A través de una puesta en escena y una entrevista se vuelve a escuchar la voz de María Uicab, sacerdotisa y lideresa militar de los mayas rebeldes o cruzo’ob

Todas somos miel, todas somos María Uicab

Rosa Cruz Pech

Christi Uicab es creadora escénica, investigadora y actriz, nacida en Mérida, Yucatán, hace 27 años. Su proyecto “In k’aabae´ María Uicab” (Me llamo María Uicab) fue beneficiario del Programa de Estímulos a la Creación y Desarrollo Artístico (PECDA 2021), para ser realizado en Yucatán y Quintana Roo.

La obra teatral, en formato unipersonal y bilingüe, en contraste con lo que el público sospechó no trató del personaje histórico María Uicab.

Fue más bien un trabajo escénico que tomó como pretexto la vida de la guerrera histórica para desembocar en la historia de la actriz protagonista que, al mismo tiempo, es la historia de muchas mujeres mayas en el descubrimiento de su identidad como mujer y como maya.

Christi se aventuró en un camino de investigación histórica y antropológica que la llevó a abrazar su cuerpo y dignificar aquella memoria personal, familiar y comunitaria. Su apellido Uicab es la pregunta inicial de su búsqueda; su nombre el mapa y como documento histórico, su cuerpo.
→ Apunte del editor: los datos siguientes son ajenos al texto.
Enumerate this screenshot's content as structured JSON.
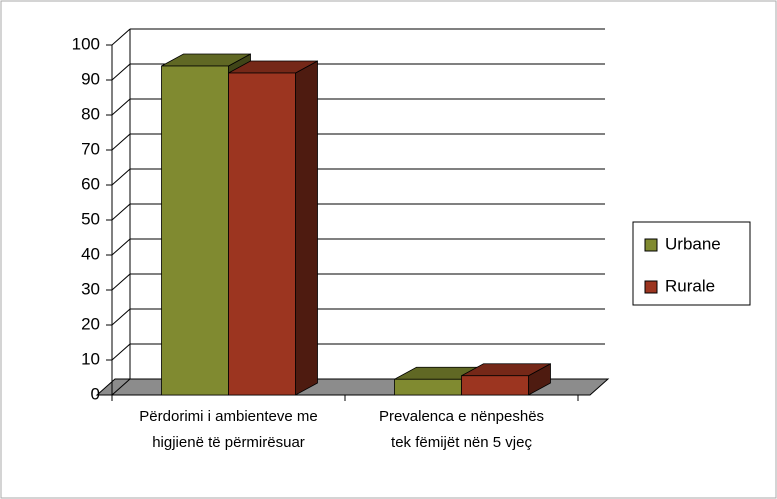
{
  "chart_data": {
    "type": "bar3d",
    "categories": [
      "Përdorimi i ambienteve me higjienë të përmirësuar",
      "Prevalenca e nënpeshës tek fëmijët nën 5 vjeç"
    ],
    "series": [
      {
        "name": "Urbane",
        "color": "#808a30",
        "values": [
          94,
          4.5
        ]
      },
      {
        "name": "Rurale",
        "color": "#9c3520",
        "values": [
          92,
          5.5
        ]
      }
    ],
    "ylim": [
      0,
      100
    ],
    "yticks": [
      0,
      10,
      20,
      30,
      40,
      50,
      60,
      70,
      80,
      90,
      100
    ],
    "grid": true,
    "legend": "right"
  }
}
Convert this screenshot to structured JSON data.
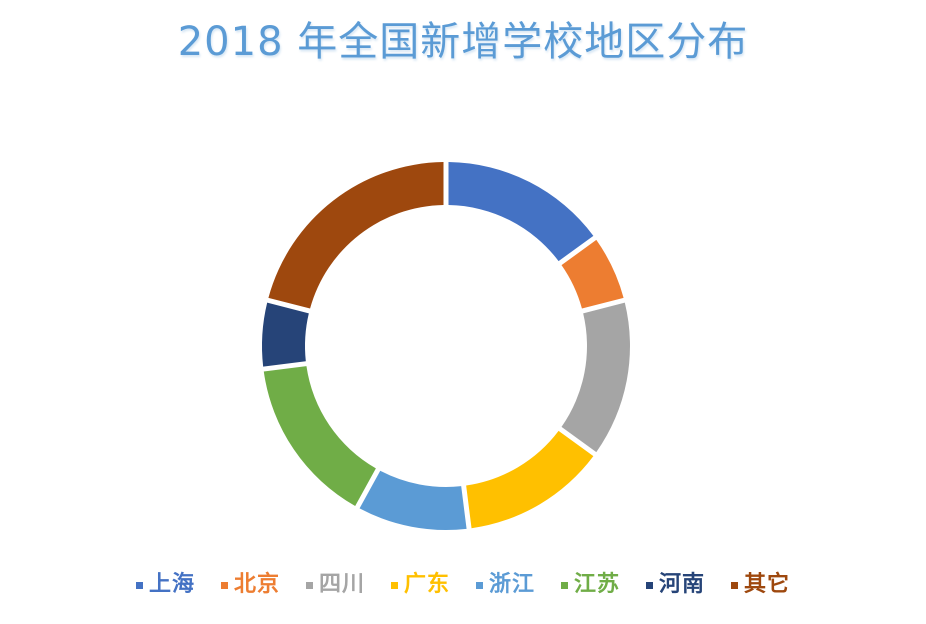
{
  "chart_data": {
    "type": "pie",
    "subtype": "donut",
    "title": "2018 年全国新增学校地区分布",
    "categories": [
      "上海",
      "北京",
      "四川",
      "广东",
      "浙江",
      "江苏",
      "河南",
      "其它"
    ],
    "values": [
      15,
      6,
      14,
      13,
      10,
      15,
      6,
      21
    ],
    "colors": [
      "#4472c4",
      "#ed7d31",
      "#a5a5a5",
      "#ffc000",
      "#5b9bd5",
      "#70ad47",
      "#264478",
      "#9e480e"
    ],
    "legend_position": "bottom"
  }
}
La obra “In k’áabae’ María Uicab” (Me llamo María Uicab) conmocionó al público porque durante su desarrollo cada persona se fue conectando con su propia historia de vida o la de sus ancestros.
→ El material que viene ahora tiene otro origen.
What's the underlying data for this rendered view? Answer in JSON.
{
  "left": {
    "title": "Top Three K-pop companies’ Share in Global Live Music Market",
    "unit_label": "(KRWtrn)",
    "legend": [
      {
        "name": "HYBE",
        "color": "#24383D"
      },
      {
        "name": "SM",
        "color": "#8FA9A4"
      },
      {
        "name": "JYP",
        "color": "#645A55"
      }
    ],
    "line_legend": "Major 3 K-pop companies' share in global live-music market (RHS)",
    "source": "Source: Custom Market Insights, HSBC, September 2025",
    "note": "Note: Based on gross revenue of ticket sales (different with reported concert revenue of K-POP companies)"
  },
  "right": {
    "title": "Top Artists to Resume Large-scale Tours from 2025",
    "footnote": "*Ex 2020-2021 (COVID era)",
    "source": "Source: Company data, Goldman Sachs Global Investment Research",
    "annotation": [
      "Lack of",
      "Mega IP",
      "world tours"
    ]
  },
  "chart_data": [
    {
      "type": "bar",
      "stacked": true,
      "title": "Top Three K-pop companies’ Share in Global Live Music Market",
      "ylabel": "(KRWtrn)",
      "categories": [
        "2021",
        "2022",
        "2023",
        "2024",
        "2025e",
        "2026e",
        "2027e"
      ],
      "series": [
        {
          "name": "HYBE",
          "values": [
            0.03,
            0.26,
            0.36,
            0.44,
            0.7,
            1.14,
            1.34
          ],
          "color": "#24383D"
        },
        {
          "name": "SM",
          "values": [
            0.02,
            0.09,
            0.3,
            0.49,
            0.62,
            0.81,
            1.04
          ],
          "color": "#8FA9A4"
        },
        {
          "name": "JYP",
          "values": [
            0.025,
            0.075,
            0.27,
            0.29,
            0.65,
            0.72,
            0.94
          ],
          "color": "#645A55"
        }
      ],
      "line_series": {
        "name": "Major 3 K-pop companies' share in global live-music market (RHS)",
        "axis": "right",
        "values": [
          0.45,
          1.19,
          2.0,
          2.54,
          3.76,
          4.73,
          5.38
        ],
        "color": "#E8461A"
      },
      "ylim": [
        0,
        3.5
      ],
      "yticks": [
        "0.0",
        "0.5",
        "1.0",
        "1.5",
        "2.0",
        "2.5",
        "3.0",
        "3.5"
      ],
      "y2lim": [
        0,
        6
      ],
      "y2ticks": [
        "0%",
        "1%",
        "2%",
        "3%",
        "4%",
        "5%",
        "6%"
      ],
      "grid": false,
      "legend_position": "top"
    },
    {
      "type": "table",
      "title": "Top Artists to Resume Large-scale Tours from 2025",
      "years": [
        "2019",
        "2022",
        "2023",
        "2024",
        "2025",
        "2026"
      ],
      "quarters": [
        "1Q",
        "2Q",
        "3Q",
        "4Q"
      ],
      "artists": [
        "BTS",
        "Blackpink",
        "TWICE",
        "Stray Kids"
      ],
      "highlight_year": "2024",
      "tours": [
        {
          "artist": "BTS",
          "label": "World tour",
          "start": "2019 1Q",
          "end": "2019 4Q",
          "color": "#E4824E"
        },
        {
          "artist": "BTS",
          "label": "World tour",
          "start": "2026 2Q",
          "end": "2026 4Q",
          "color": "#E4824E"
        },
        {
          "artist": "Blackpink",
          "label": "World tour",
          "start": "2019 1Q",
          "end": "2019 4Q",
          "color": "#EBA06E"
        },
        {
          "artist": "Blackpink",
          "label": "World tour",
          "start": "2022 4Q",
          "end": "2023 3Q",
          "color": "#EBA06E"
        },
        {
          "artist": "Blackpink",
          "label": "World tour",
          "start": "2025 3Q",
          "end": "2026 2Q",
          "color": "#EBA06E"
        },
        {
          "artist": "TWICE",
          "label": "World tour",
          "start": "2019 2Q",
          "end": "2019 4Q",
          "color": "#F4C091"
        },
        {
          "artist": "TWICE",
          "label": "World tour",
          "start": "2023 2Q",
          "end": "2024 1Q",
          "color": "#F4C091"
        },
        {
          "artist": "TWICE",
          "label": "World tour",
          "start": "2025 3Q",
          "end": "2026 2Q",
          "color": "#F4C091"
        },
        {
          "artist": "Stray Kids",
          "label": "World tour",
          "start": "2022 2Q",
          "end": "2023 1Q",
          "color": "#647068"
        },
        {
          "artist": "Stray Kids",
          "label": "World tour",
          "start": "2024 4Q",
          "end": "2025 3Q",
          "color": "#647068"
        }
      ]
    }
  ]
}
Uicab: miel de las xunan kab

En la puesta en escena, con tan sólo tres cajones de madera, se recrearon diversos momentos en la vida de la protagonista: desde sus primeros pasos hasta la vida adulta. Christi Uicab llega a Felipe Carrillo Puerto, Q. Roo, preguntando por una tal María Uicab. Haciendo un guiño a Juan Preciado en la búsqueda de Pedro Páramo.
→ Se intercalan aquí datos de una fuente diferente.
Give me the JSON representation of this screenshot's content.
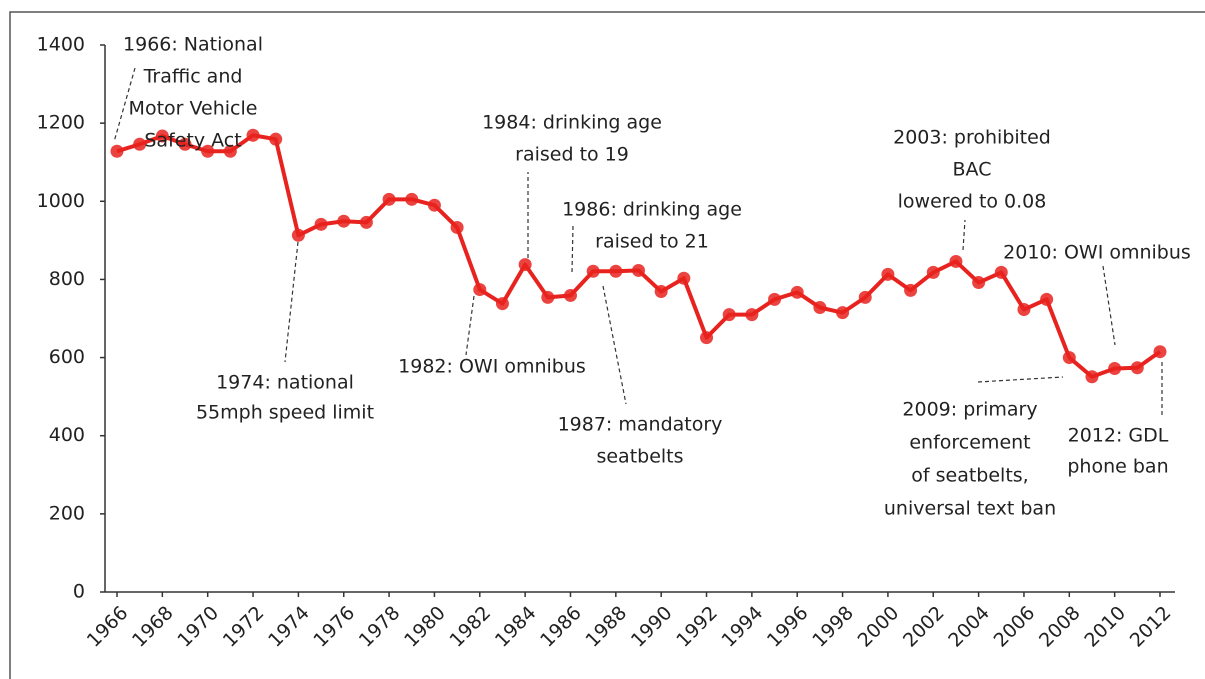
{
  "chart_data": {
    "type": "line",
    "x": [
      1966,
      1967,
      1968,
      1969,
      1970,
      1971,
      1972,
      1973,
      1974,
      1975,
      1976,
      1977,
      1978,
      1979,
      1980,
      1981,
      1982,
      1983,
      1984,
      1985,
      1986,
      1987,
      1988,
      1989,
      1990,
      1991,
      1992,
      1993,
      1994,
      1995,
      1996,
      1997,
      1998,
      1999,
      2000,
      2001,
      2002,
      2003,
      2004,
      2005,
      2006,
      2007,
      2008,
      2009,
      2010,
      2011,
      2012
    ],
    "series": [
      {
        "color": "#e8231f",
        "values": [
          1128,
          1146,
          1167,
          1146,
          1128,
          1128,
          1169,
          1159,
          913,
          941,
          949,
          946,
          1005,
          1005,
          990,
          933,
          774,
          738,
          838,
          754,
          759,
          821,
          821,
          823,
          769,
          803,
          651,
          710,
          710,
          749,
          767,
          728,
          715,
          754,
          813,
          772,
          818,
          846,
          792,
          818,
          723,
          749,
          600,
          551,
          572,
          574,
          615
        ]
      }
    ],
    "xlim": [
      1966,
      2012
    ],
    "xticks": [
      1966,
      1968,
      1970,
      1972,
      1974,
      1976,
      1978,
      1980,
      1982,
      1984,
      1986,
      1988,
      1990,
      1992,
      1994,
      1996,
      1998,
      2000,
      2002,
      2004,
      2006,
      2008,
      2010,
      2012
    ],
    "ylim": [
      0,
      1400
    ],
    "yticks": [
      0,
      200,
      400,
      600,
      800,
      1000,
      1200,
      1400
    ],
    "grid": false,
    "annotations": [
      [
        "1966: National",
        "Traffic and",
        "Motor Vehicle",
        "Safety Act"
      ],
      [
        "1974: national",
        "55mph speed limit"
      ],
      [
        "1982: OWI omnibus"
      ],
      [
        "1984: drinking age",
        "raised to 19"
      ],
      [
        "1986: drinking age",
        "raised to 21"
      ],
      [
        "1987: mandatory",
        "seatbelts"
      ],
      [
        "2003: prohibited",
        "BAC",
        "lowered to 0.08"
      ],
      [
        "2010: OWI omnibus"
      ],
      [
        "2009: primary",
        "enforcement",
        "of seatbelts,",
        "universal text ban"
      ],
      [
        "2012: GDL",
        "phone ban"
      ]
    ]
  }
}
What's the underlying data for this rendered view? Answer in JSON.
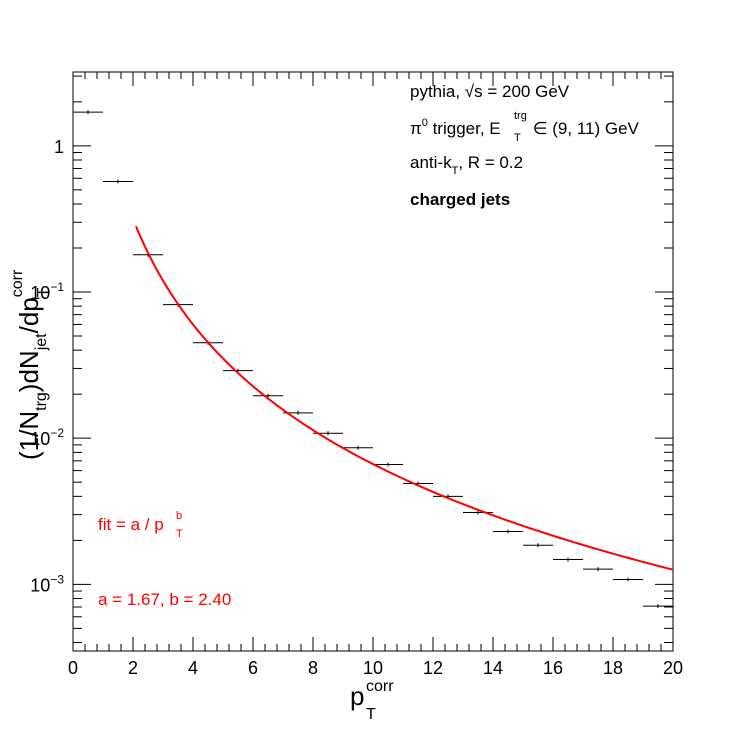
{
  "chart_data": {
    "type": "scatter",
    "log_y": true,
    "xlim": [
      0,
      20
    ],
    "ylim": [
      0.00035,
      3.2
    ],
    "grid": false,
    "x_ticks": [
      "0",
      "2",
      "4",
      "6",
      "8",
      "10",
      "12",
      "14",
      "16",
      "18",
      "20"
    ],
    "y_ticks": [
      {
        "value": 1,
        "base": "1",
        "exp": ""
      },
      {
        "value": 0.1,
        "base": "10",
        "exp": "−1"
      },
      {
        "value": 0.01,
        "base": "10",
        "exp": "−2"
      },
      {
        "value": 0.001,
        "base": "10",
        "exp": "−3"
      }
    ],
    "xlabel": {
      "main": "p",
      "sub": "T",
      "sup": "corr"
    },
    "ylabel": {
      "p1": "(1/N",
      "s1": "trg",
      "p2": ")dN",
      "s2": "jet",
      "p3": "/dp",
      "s3": "T",
      "sup3": "corr"
    },
    "legend_lines": [
      {
        "text": "pythia, √s = 200 GeV"
      },
      {
        "text_a": "π",
        "sup_a": "0",
        "text_b": " trigger, E",
        "sub_b": "T",
        "sup_b": "trg",
        "text_c": " ∈ (9, 11) GeV"
      },
      {
        "text_a": "anti-k",
        "sub_a": "T",
        "text_b": ", R = 0.2"
      },
      {
        "text": "charged jets"
      }
    ],
    "fit_label": {
      "text": "fit = a / p",
      "sub": "T",
      "sup": "b"
    },
    "fit_params": "a = 1.67, b = 2.40",
    "fit_color": "#ff0000",
    "marker_color": "#000000",
    "series": [
      {
        "x": [
          0.5,
          1.5,
          2.5,
          3.5,
          4.5,
          5.5,
          6.5,
          7.5,
          8.5,
          9.5,
          10.5,
          11.5,
          12.5,
          13.5,
          14.5,
          15.5,
          16.5,
          17.5,
          18.5,
          19.5
        ],
        "y": [
          1.7,
          0.57,
          0.18,
          0.082,
          0.045,
          0.029,
          0.0195,
          0.0149,
          0.0108,
          0.0086,
          0.0066,
          0.0049,
          0.004,
          0.0031,
          0.0023,
          0.00185,
          0.00148,
          0.00127,
          0.00108,
          0.00071
        ],
        "x_err": 0.5
      }
    ],
    "fit": {
      "a": 1.67,
      "b": 2.4,
      "x_range": [
        2.1,
        20
      ]
    }
  }
}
Uicab, que en lengua maya significa camote de la colmena y jalea real, es el apellido que comparten ambas mujeres. Mientras Christi busca con ansias su genealogía se resalta la importancia de la miel al relatar que María Uicab nace de un panal y tiene miel en la sangre.

Porque al igual que las abejas xunan kab, un tipo de abeja meliponera sin aguijón denominada entre los habitantes de las comunidades mayas como la “señora abeja”, las mujeres mayas han sido parte fundamental en la construcción de la historia. Han llenado sus propios ui’ o ánforas de miel y se han organizado en pro de la supervivencia de su comunidad.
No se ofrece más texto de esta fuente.